India and Pakistan had been engaged in finalising the modalities for transporting wheat to drought-stricken Afghanistan since two months. The government is learnt to have conveyed to Pakistan that it will be ready to despatch the first consignment by the second week of next month.
India recently sent its third batch of assistance to Kabul, mostly life-saving medicines, by air. Its offer of delivering wheat to Afghanistan through the border with Pakistan though, despite unceasing hostility in ties with Islamabad, is still the most significant initiative in its outreach to the Taliban who returned in August last year to take control of the strategically important country. Pakistan has rarely, if ever, allowed transit facilities for Indian aid to Afghanistan in the past several decades and in 2002 had rejected the same proposal by India when Afghanistan was faced with a similar humanitarian crisis.

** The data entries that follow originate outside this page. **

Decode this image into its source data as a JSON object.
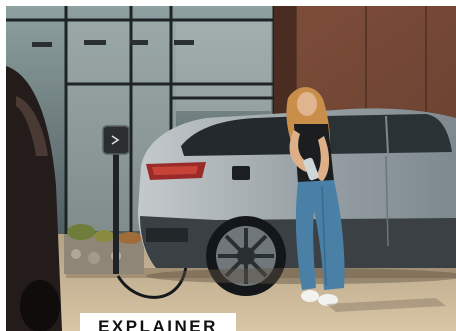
{
  "badge": {
    "label": "EXPLAINER"
  },
  "colors": {
    "wall_panel": "#7a4a36",
    "glass": "#6f7f80",
    "car_body": "#a9b0b3",
    "denim": "#4a7fa6",
    "hair": "#c98f4a",
    "pavement": "#c9b79a"
  }
}
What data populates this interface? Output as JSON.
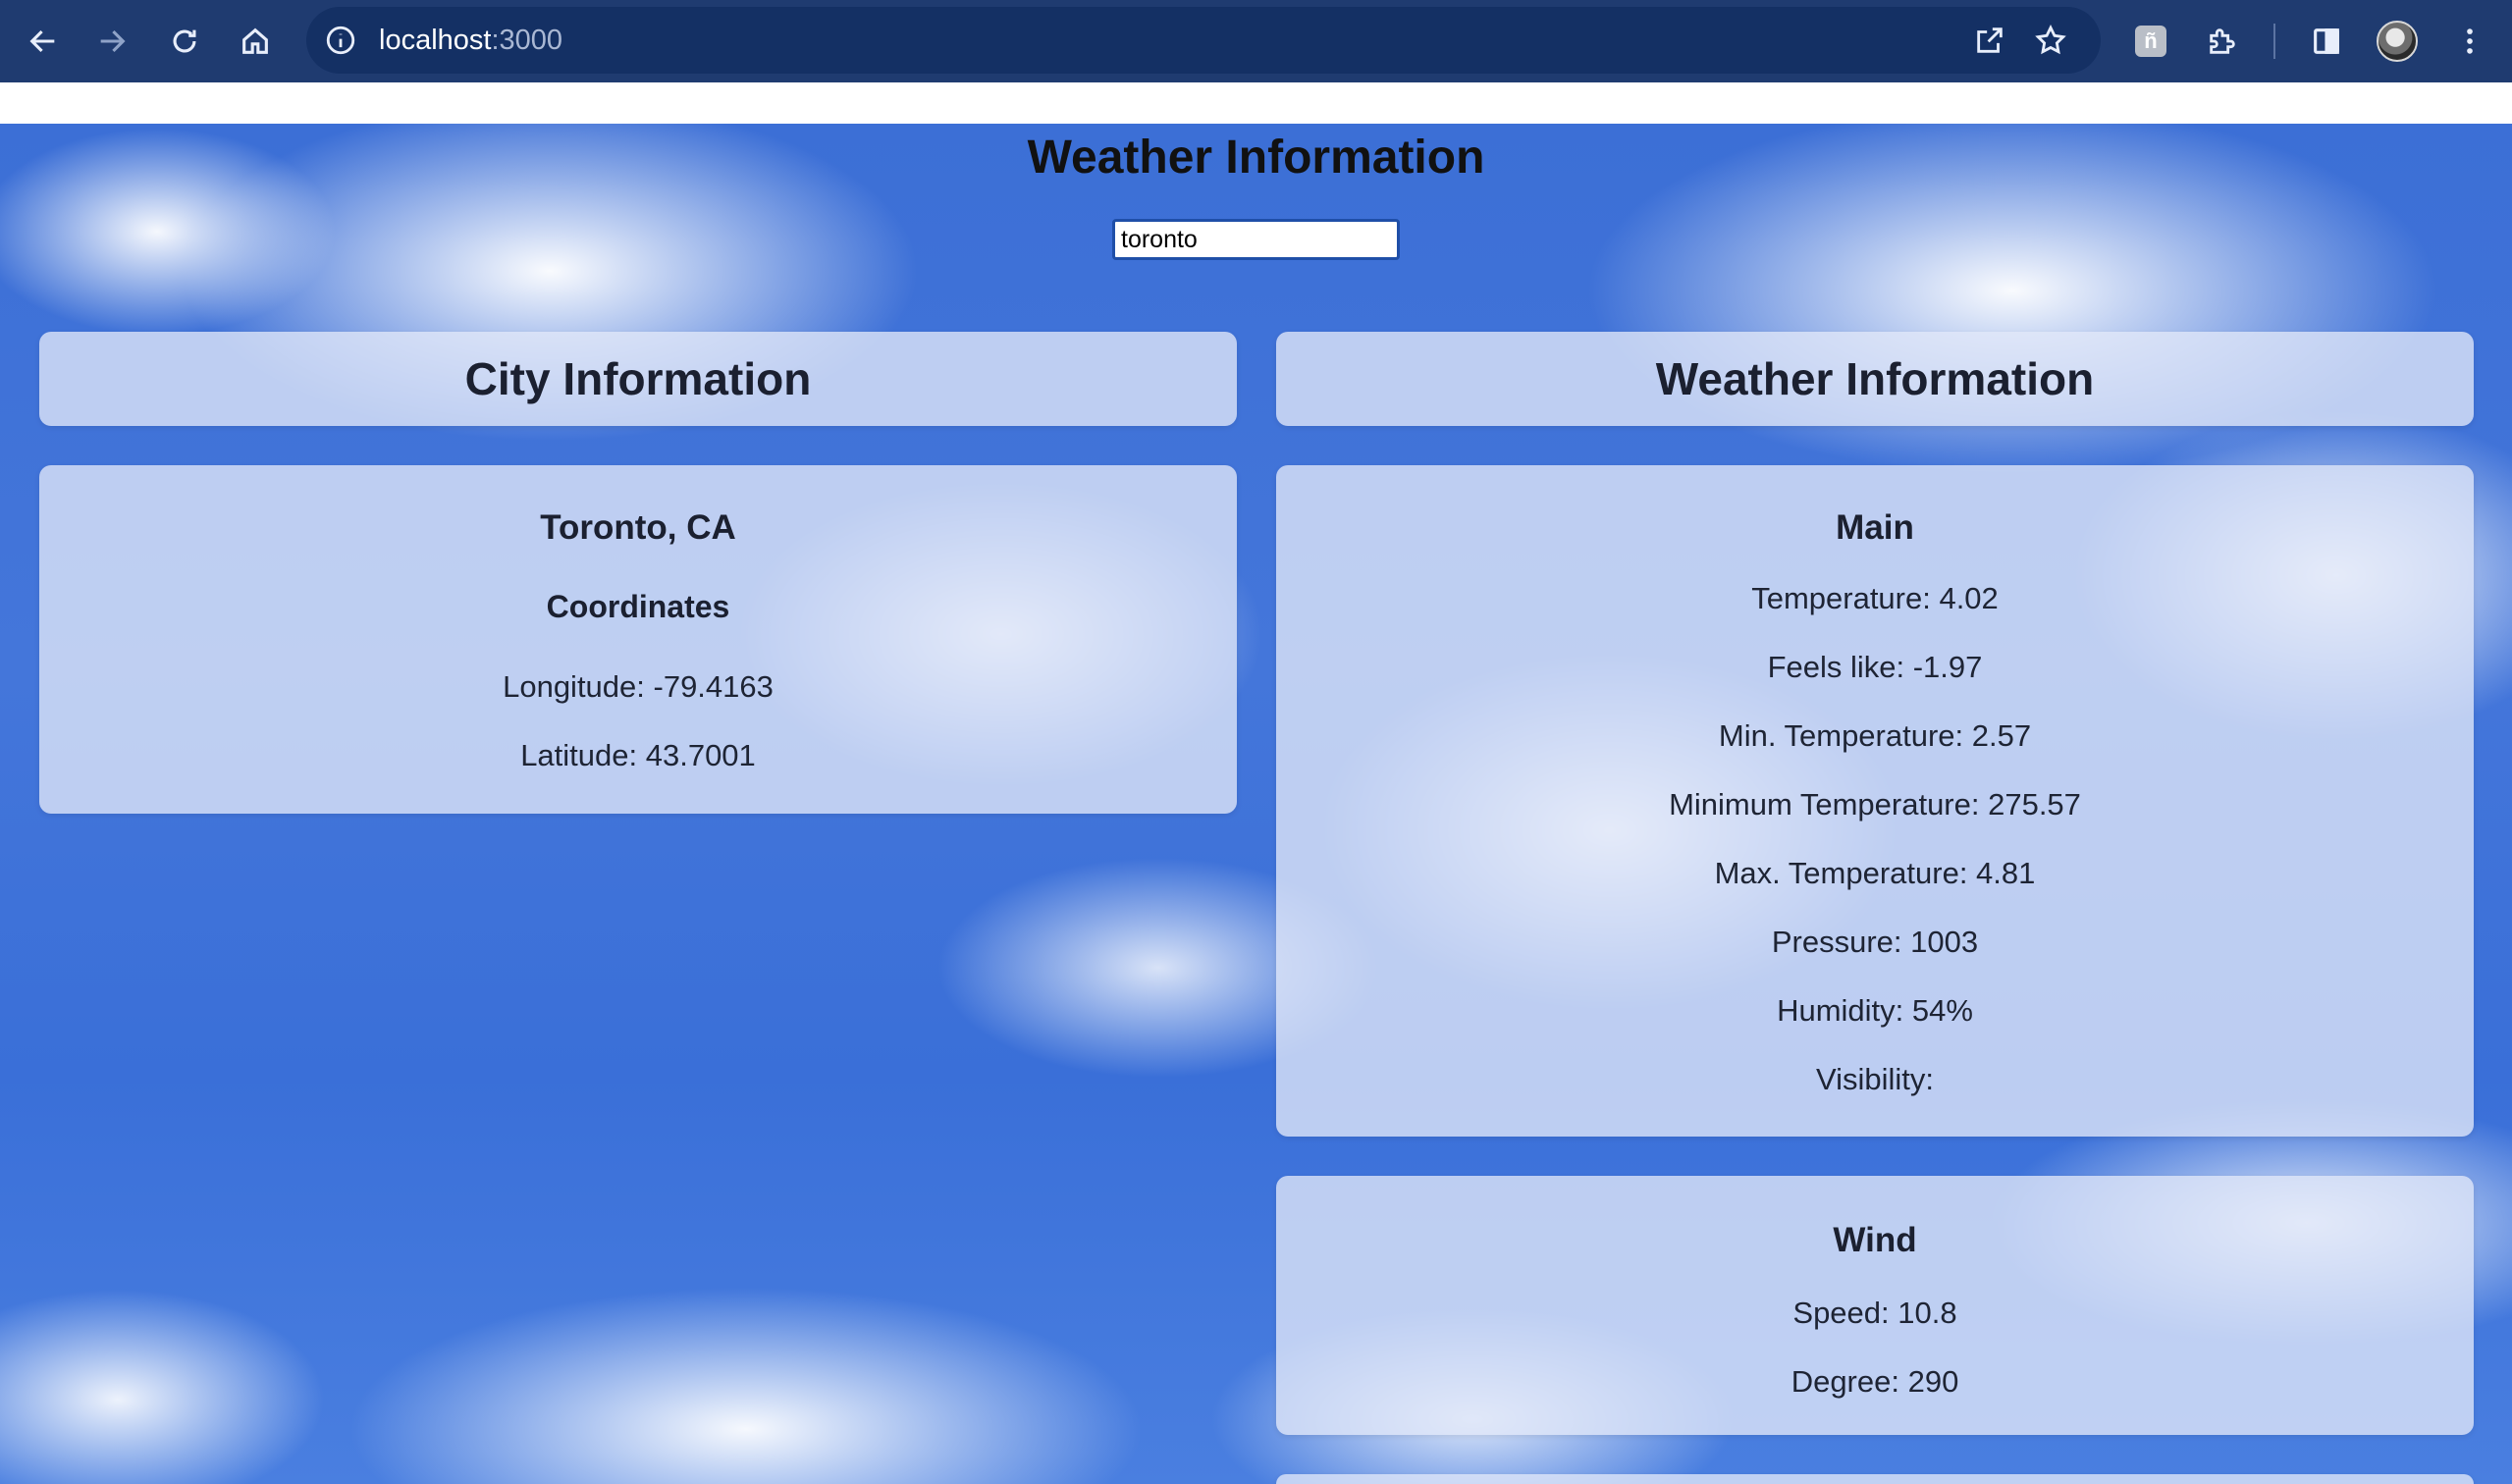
{
  "browser": {
    "url_host": "localhost",
    "url_port": ":3000",
    "extension_badge": "ñ"
  },
  "page": {
    "title": "Weather Information",
    "search": {
      "value": "toronto"
    }
  },
  "city_section": {
    "heading": "City Information",
    "city_name": "Toronto, CA",
    "coordinates_heading": "Coordinates",
    "longitude": "Longitude: -79.4163",
    "latitude": "Latitude: 43.7001"
  },
  "weather_section": {
    "heading": "Weather Information",
    "main": {
      "title": "Main",
      "lines": [
        "Temperature: 4.02",
        "Feels like: -1.97",
        "Min. Temperature: 2.57",
        "Minimum Temperature: 275.57",
        "Max. Temperature: 4.81",
        "Pressure: 1003",
        "Humidity: 54%",
        "Visibility:"
      ]
    },
    "wind": {
      "title": "Wind",
      "speed": "Speed: 10.8",
      "degree": "Degree: 290"
    }
  },
  "colors": {
    "chrome": "#1f3b70",
    "sky": "#4476da",
    "card": "#e2e8f8",
    "input_border": "#1f4fa8"
  }
}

The Taliban have not just welcomed India’s proposal to ship wheat to Afghanistan via Pakistan at this “critical time” but had also sought an early approval from Pakistan Prime Minister Imran Khan. It had been reported on October 19 that India had contacted Pakistan for transporting 50,000 MT of wheat to Afghanistan.
As per the understanding, the two sides have reached, Afghan trucks operating under UN’s World Food Programme will ferry Indian wheat from the India-Pakisan border to Afghanistan via Pakistan’s Torkham border crossing with Afghanistan.